Clutching gift bags given by their captors and a certificate to mark the end of their captivity, the three men, flanked by fighters, called for the completion of further hostage exchanges under the ceasefire deal.

The three have been held by Gaza militants since Hamas’ 7 October 2023 attack on Israel that sparked the war.

Israel’s military inside Gaza took custody of the freed hostages later and subsequently brought them home, reuniting with their families, according to AFP.

A bus carrying Palestinian prisoners left the Israeli Ofer prison and arrived in the occupied West Bank city of Ramallah, an AFP journalist reported.

Buses carrying hundreds of Palestinian prisoners freed under the Gaza ceasefire deal left a jail in Israel’s Negev desert heading to the Gaza Strip on Saturday, another AFP journalist reported.

On Saturday morning, dozens of masked Hamas fighters lined up in the main southern city of Khan Yunis around a stage bearing the logo of the group’s armed wing, the Ezzedine Al-Qassam Brigades.

Sources from Hamas and Islamic Jihad said the groups had deployed about 200 militants for the handover ceremony.

The Palestinian Prisoners’ Club advocacy group said that from the 369 Palestinian inmates to be freed, 24 are expected to be deported.

The vast majority, 333 people, are “prisoners from the Gaza Strip who were arrested after October 7,” the group said.

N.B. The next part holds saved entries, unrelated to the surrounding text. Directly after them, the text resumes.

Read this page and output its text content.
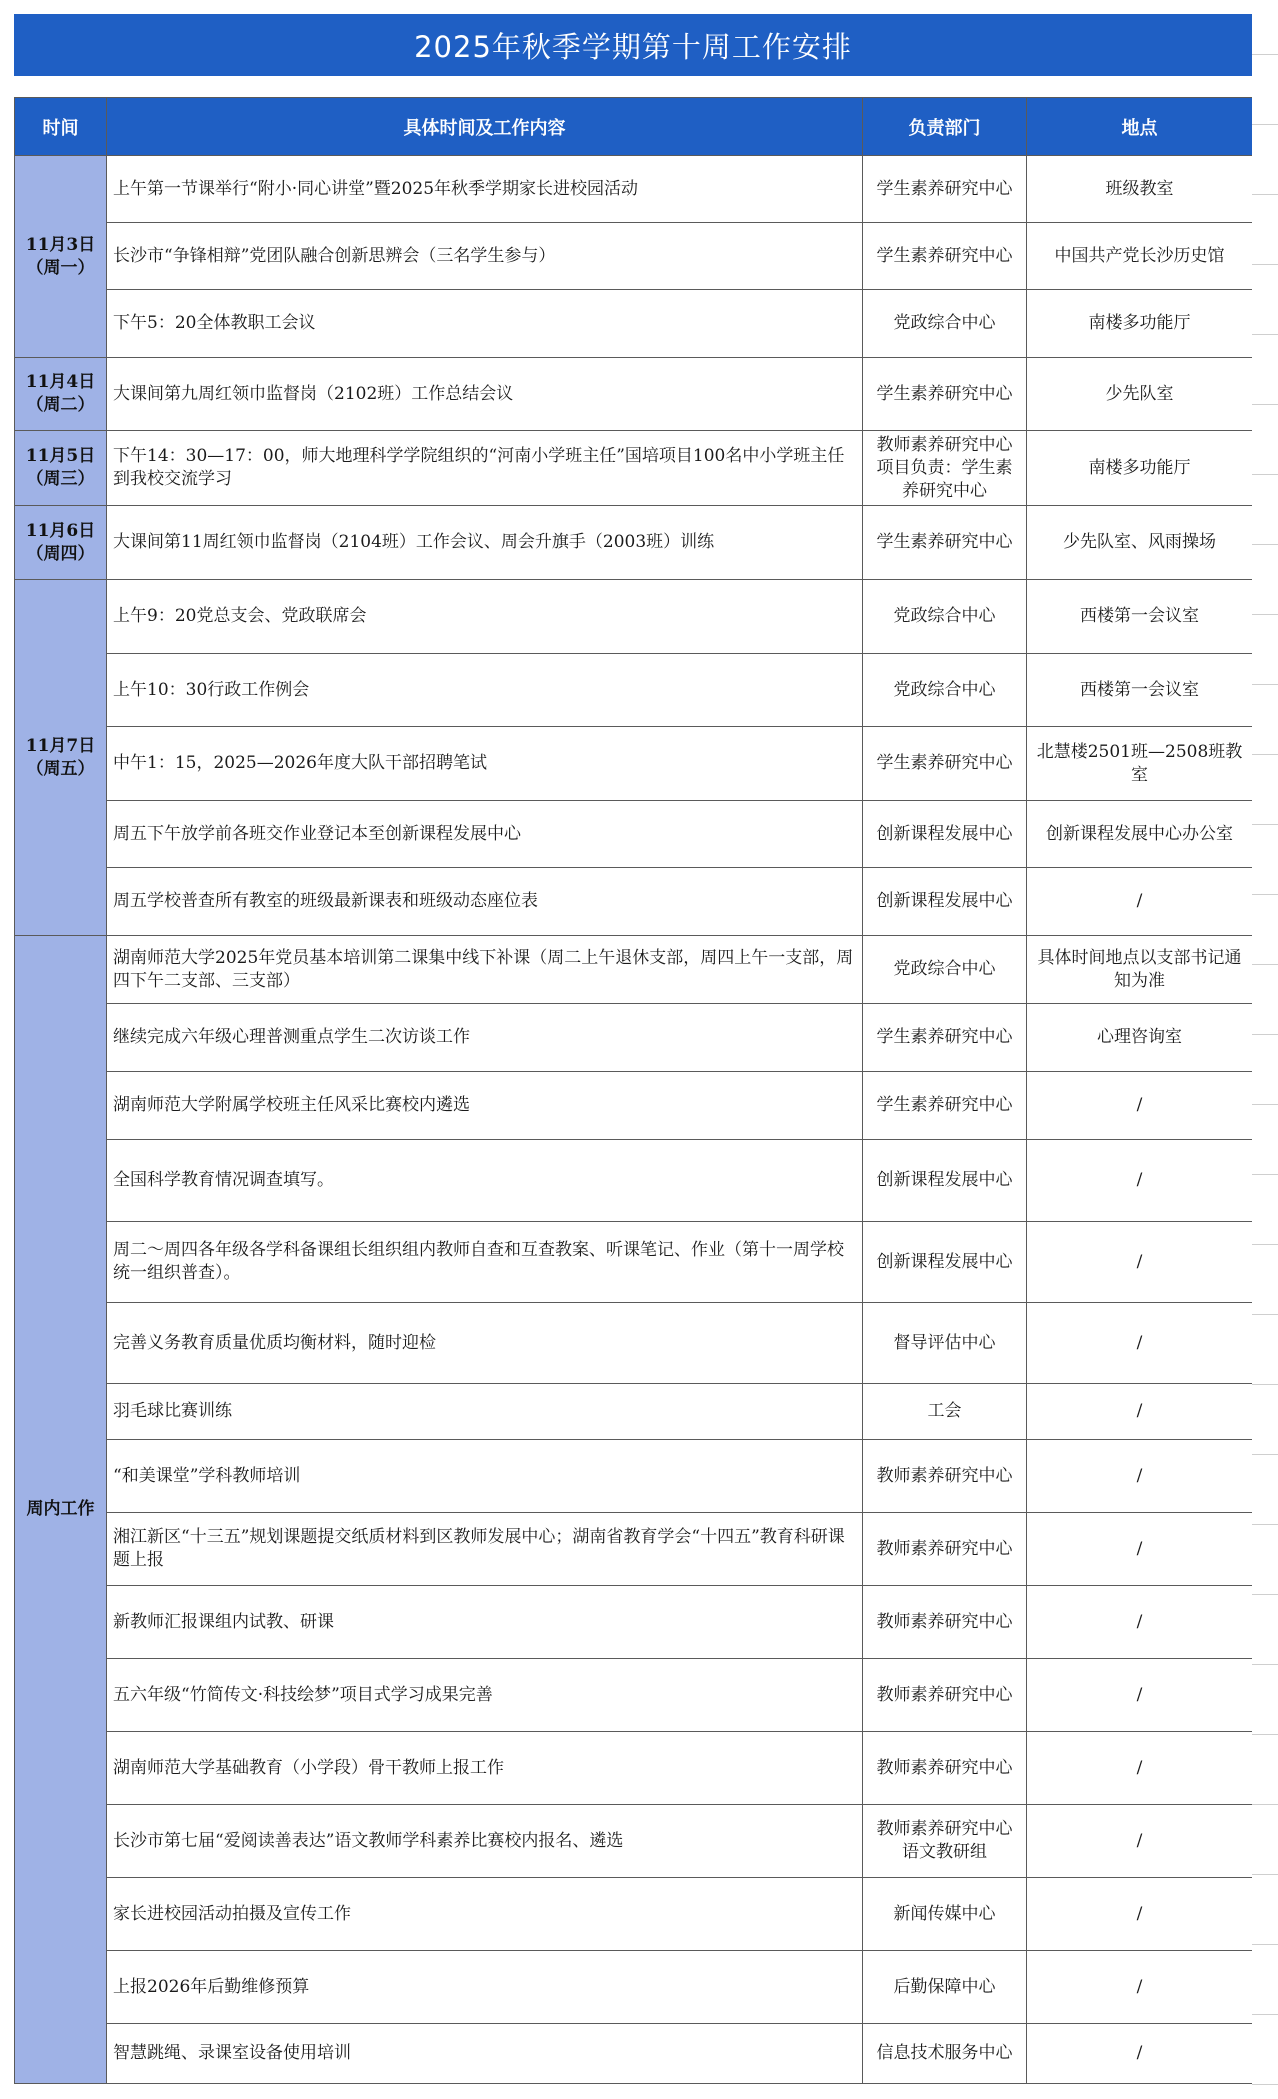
2025年秋季学期第十周工作安排
时间	具体时间及工作内容	负责部门	地点
11月3日
（周一）	上午第一节课举行“附小·同心讲堂”暨2025年秋季学期家长进校园活动	学生素养研究中心	班级教室
	长沙市“争锋相辩”党团队融合创新思辨会（三名学生参与）	学生素养研究中心	中国共产党长沙历史馆
	下午5：20全体教职工会议	党政综合中心	南楼多功能厅
11月4日
（周二）	大课间第九周红领巾监督岗（2102班）工作总结会议	学生素养研究中心	少先队室
11月5日
（周三）	下午14：30—17：00，师大地理科学学院组织的“河南小学班主任”国培项目100名中小学班主任到我校交流学习	教师素养研究中心项目负责：学生素养研究中心	南楼多功能厅
11月6日
（周四）	大课间第11周红领巾监督岗（2104班）工作会议、周会升旗手（2003班）训练	学生素养研究中心	少先队室、风雨操场
11月7日
（周五）	上午9：20党总支会、党政联席会	党政综合中心	西楼第一会议室
	上午10：30行政工作例会	党政综合中心	西楼第一会议室
	中午1：15，2025—2026年度大队干部招聘笔试	学生素养研究中心	北慧楼2501班—2508班教室
	周五下午放学前各班交作业登记本至创新课程发展中心	创新课程发展中心	创新课程发展中心办公室
	周五学校普查所有教室的班级最新课表和班级动态座位表	创新课程发展中心	/
周内工作	湖南师范大学2025年党员基本培训第二课集中线下补课（周二上午退休支部，周四上午一支部，周四下午二支部、三支部）	党政综合中心	具体时间地点以支部书记通知为准
	继续完成六年级心理普测重点学生二次访谈工作	学生素养研究中心	心理咨询室
	湖南师范大学附属学校班主任风采比赛校内遴选	学生素养研究中心	/
	全国科学教育情况调查填写。	创新课程发展中心	/
	周二～周四各年级各学科备课组长组织组内教师自查和互查教案、听课笔记、作业（第十一周学校统一组织普查）。	创新课程发展中心	/
	完善义务教育质量优质均衡材料，随时迎检	督导评估中心	/
	羽毛球比赛训练	工会	/
	“和美课堂”学科教师培训	教师素养研究中心	/
	湘江新区“十三五”规划课题提交纸质材料到区教师发展中心；湖南省教育学会“十四五”教育科研课题上报	教师素养研究中心	/
	新教师汇报课组内试教、研课	教师素养研究中心	/
	五六年级“竹简传文·科技绘梦”项目式学习成果完善	教师素养研究中心	/
	湖南师范大学基础教育（小学段）骨干教师上报工作	教师素养研究中心	/
	长沙市第七届“爱阅读善表达”语文教师学科素养比赛校内报名、遴选	教师素养研究中心语文教研组	/
	家长进校园活动拍摄及宣传工作	新闻传媒中心	/
	上报2026年后勤维修预算	后勤保障中心	/
	智慧跳绳、录课室设备使用培训	信息技术服务中心	/
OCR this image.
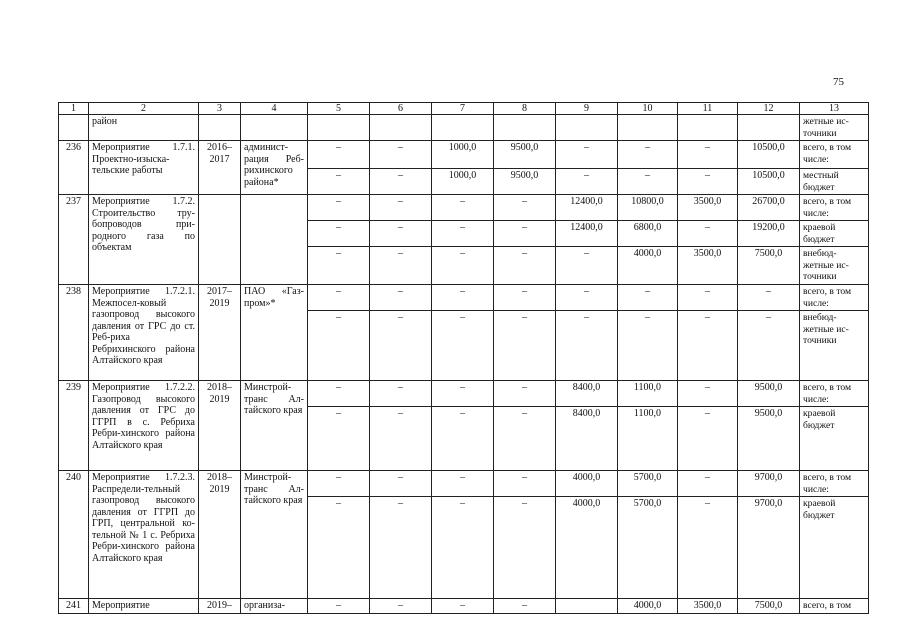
75
1	2	3	4	5	6	7	8	9	10	11	12	13
	район											жетные ис-точники
236	Мероприятие 1.7.1. Проектно-изыска-тельские работы	2016–2017	админист-рация Реб-рихинского района*	–	–	1000,0	9500,0	–	–	–	10500,0	всего, в том числе:
				–	–	1000,0	9500,0	–	–	–	10500,0	местный бюджет
237	Мероприятие 1.7.2. Строительство тру-бопроводов при-родного газа по объектам			–	–	–	–	12400,0	10800,0	3500,0	26700,0	всего, в том числе:
				–	–	–	–	12400,0	6800,0	–	19200,0	краевой бюджет
				–	–	–	–	–	4000,0	3500,0	7500,0	внебюд-жетные ис-точники
238	Мероприятие 1.7.2.1. Межпосел-ковый газопровод высокого давления от ГРС до ст. Реб-риха Ребрихинского района Алтайского края	2017–2019	ПАО «Газ-пром»*	–	–	–	–	–	–	–	–	всего, в том числе:
				–	–	–	–	–	–	–	–	внебюд-жетные ис-точники
239	Мероприятие 1.7.2.2. Газопровод высокого давления от ГРС до ГГРП в с. Ребриха Ребри-хинского района Алтайского края	2018–2019	Минстрой-транс Ал-тайского края	–	–	–	–	8400,0	1100,0	–	9500,0	всего, в том числе:
				–	–	–	–	8400,0	1100,0	–	9500,0	краевой бюджет
240	Мероприятие 1.7.2.3. Распредели-тельный газопровод высокого давления от ГГРП до ГРП, центральной ко-тельной № 1 с. Ребриха Ребри-хинского района Алтайского края	2018–2019	Минстрой-транс Ал-тайского края	–	–	–	–	4000,0	5700,0	–	9700,0	всего, в том числе:
				–	–	–	–	4000,0	5700,0	–	9700,0	краевой бюджет
241	Мероприятие	2019–	организа-	–	–	–	–		4000,0	3500,0	7500,0	всего, в том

After the crisis that appeared to bring the truce to a breaking point, Hamas said on Friday it expected talks on a second phase of the ceasefire to begin early next week.

United States Secretary of State Marco Rubio, whose country is Israel’s top backer and one of the truce mediators, is due to arrive in Israel late Saturday ahead of expected talks with Netanyahu on the Gaza truce.

Last week’s release sparked anger in Israel and beyond after the freed hostages were paraded onstage, with their emaciated state sparking concern over conditions in captivity.

Israeli-American hostage Keith Siegel, who was released in a previous exchange, said he was “starved and... tortured, both physically and emotionally” during his captivity.

There were also fears for Palestinians in Israeli custody after some prisoners required medical treatment after their release in the last swap.